Professor Marcy is a gifted lecturer, and receives numerous invitations worldwide to address not only groups of astronomers and scientists but also to present distinguished lectures to broader public audiences. He regularly fills large auditoriums with enthusiastic listeners. They are never disappointed. He received the Carl Sagan Award from the American Astronomical Society and the Planetary Society for his contributions to public understanding of science, and he has made many appearances in the media, including the McNeil Lehrer News Hour, ABC Nightline, the NBC Today Show, the CBS Nightly News, and the Late Show with David Letterman.
The Physics committee of the Swedish Academy of Science recognized Professor Marcy's contribution to astronomy with the Manne Siegbahn Award in 1996. The U.S. National Academy of Sciences awarded him the prestigious Henry Draper Medal in 2001, citing pioneering investigations of planets orbiting other stars.
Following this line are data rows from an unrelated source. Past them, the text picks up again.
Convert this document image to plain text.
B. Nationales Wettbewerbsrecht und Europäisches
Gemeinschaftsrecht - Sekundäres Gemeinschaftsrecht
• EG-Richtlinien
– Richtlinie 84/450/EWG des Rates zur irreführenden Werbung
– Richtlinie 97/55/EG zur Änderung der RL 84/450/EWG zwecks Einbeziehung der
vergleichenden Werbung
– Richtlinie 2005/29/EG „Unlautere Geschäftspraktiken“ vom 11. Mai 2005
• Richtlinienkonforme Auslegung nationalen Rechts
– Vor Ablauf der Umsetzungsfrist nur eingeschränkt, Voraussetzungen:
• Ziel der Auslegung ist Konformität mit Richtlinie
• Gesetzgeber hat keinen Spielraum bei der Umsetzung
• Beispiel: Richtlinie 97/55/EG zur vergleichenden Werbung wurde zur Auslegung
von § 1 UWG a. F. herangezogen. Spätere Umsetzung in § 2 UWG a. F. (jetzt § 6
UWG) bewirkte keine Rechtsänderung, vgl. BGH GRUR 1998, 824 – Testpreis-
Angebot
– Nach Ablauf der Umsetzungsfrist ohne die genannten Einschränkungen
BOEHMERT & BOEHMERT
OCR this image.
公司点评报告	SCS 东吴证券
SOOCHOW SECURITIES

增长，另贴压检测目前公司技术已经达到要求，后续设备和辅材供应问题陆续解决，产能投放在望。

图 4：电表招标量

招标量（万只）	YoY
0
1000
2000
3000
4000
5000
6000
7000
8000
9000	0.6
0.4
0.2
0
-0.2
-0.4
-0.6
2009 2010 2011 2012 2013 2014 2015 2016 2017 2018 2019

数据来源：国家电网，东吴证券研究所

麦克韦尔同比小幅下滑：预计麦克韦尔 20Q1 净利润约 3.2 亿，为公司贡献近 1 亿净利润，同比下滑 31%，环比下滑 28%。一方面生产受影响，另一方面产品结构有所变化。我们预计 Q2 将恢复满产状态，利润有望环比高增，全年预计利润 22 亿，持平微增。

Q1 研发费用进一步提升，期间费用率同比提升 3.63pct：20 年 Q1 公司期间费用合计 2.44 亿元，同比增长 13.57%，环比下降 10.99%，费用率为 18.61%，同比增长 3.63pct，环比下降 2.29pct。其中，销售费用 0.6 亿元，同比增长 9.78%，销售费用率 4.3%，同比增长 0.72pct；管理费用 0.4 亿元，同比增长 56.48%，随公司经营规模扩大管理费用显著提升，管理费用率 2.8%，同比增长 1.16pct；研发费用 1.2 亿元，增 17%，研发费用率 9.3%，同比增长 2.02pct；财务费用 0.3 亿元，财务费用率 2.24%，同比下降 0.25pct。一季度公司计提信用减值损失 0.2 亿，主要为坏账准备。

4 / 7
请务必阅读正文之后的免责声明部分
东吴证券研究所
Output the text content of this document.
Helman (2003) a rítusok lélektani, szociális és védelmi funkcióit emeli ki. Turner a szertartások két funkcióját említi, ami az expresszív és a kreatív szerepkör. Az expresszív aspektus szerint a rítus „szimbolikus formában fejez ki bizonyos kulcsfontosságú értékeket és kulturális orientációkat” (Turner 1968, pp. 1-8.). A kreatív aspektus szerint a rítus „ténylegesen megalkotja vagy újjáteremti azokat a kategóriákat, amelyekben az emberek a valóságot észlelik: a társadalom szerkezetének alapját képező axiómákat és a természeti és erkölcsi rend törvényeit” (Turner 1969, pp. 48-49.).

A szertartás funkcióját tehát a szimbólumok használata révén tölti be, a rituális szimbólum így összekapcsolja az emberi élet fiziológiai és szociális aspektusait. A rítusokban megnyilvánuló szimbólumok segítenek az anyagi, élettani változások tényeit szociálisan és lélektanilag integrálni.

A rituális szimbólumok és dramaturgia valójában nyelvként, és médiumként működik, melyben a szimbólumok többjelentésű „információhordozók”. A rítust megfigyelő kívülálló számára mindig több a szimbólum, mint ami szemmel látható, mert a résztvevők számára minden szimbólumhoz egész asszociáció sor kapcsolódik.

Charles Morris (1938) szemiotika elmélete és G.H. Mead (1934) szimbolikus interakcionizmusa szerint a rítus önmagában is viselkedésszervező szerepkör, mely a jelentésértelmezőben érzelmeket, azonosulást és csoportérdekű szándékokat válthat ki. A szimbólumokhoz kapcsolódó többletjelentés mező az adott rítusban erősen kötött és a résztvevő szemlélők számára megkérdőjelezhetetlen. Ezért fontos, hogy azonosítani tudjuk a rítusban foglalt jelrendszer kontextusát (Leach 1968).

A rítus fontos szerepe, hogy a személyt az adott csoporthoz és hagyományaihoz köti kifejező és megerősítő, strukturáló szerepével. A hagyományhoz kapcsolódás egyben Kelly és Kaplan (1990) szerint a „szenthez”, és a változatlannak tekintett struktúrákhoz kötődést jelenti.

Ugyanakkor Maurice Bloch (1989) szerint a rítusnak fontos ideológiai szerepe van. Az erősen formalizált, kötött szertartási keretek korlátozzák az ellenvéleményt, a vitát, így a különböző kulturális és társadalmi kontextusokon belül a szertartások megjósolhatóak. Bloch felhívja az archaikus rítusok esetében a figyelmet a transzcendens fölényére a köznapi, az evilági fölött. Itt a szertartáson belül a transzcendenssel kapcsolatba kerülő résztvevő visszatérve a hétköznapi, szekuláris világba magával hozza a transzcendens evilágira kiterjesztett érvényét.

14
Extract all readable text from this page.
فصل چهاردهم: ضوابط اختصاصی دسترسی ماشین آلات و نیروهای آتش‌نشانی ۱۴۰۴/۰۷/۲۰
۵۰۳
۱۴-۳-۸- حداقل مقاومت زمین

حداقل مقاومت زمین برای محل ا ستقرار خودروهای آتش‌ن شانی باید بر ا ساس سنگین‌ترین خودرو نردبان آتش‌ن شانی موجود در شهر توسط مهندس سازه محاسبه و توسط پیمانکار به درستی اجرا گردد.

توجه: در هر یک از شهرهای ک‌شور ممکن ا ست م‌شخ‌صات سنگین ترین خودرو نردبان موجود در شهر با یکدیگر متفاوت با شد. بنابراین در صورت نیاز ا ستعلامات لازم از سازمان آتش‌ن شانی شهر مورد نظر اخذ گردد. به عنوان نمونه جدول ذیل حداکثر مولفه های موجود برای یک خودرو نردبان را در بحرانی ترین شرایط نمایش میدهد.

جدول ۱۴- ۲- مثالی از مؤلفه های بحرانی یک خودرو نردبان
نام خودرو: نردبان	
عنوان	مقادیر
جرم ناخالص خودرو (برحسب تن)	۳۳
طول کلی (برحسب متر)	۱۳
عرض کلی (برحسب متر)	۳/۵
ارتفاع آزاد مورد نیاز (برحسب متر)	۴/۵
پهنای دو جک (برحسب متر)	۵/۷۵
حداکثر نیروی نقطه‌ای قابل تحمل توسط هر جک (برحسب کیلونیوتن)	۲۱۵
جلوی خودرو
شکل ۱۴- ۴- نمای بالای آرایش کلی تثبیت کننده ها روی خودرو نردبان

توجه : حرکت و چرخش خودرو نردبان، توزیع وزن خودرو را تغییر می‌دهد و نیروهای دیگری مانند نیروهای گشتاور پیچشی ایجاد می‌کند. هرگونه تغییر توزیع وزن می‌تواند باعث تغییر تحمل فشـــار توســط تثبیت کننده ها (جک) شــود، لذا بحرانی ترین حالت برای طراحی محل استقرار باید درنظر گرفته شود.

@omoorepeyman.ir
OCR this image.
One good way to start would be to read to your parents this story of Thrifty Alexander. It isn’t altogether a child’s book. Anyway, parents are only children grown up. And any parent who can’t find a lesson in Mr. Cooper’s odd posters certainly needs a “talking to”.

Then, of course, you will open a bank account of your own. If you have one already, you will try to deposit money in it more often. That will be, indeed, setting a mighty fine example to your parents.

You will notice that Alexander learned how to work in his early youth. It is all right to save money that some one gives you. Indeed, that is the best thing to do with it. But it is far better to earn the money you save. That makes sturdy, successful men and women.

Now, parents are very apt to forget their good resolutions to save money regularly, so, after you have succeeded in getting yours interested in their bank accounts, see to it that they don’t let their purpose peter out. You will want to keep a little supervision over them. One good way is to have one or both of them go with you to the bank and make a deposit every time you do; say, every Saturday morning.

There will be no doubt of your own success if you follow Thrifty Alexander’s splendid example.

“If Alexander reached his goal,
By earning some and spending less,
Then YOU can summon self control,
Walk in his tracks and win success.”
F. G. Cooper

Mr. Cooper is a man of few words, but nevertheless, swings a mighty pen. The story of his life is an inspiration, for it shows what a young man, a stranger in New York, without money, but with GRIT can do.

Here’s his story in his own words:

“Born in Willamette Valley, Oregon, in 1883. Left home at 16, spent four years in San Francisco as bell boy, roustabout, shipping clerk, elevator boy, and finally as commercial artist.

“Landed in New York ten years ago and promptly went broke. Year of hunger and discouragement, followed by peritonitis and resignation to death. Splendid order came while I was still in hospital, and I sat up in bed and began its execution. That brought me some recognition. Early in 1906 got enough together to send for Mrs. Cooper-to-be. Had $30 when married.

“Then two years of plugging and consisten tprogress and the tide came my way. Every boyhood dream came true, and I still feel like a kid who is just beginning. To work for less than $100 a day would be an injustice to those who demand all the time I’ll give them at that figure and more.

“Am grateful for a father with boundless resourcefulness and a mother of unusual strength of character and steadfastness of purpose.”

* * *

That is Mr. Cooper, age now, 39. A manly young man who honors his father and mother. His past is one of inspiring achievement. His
Professor Marcy was California Scientist of the Year in 2000, and was elected to the National Academy of Sciences in 2002. He received the Beatrice Tinsley Award from the American Astronomical Society in 2003, as well as the NASA Medal for Exceptional Scientific Achievement. Discover Magazine selected him as Space Scientist of the Year in 2004.
Professor Marcy graduated summa cum laude from the University of California at Los Angeles in 1976, with degrees in both Physics and Astronomy. He earned his PhD from the University of California at Santa Cruz in 1982, and carried out research at the Carnegie Institution of Washington and San Francisco State University before moving to the University of California at Berkeley in 1997.
With the large number of extra-solar planets now known, Professor March has founded a new branch of astronomy: the study of the physical characteristics of the planets and their solar systems. Professor Marcy is the first director of the Center for Integrative Planetary Science at UC-Berkeley, designed to study the formation, geophysics, chemistry, and evolution of planets. The properties of the planets so far discovered differ remarkably from the familiar planets of our own Sun. Huge planets, Jupiter-sized and even larger, orbit closer to their suns than does Mercury, the closest planet in our own solar system. And unlike our solar system's planets, the orbits of most known extra-solar planets are far from circular.
Professor Marcy is a scholar of extraordinary national and international distinction who has made a contribution to human knowledge of transcendent value. He has opened the imaginations of people throughout the globe with his visions of worlds beyond our own.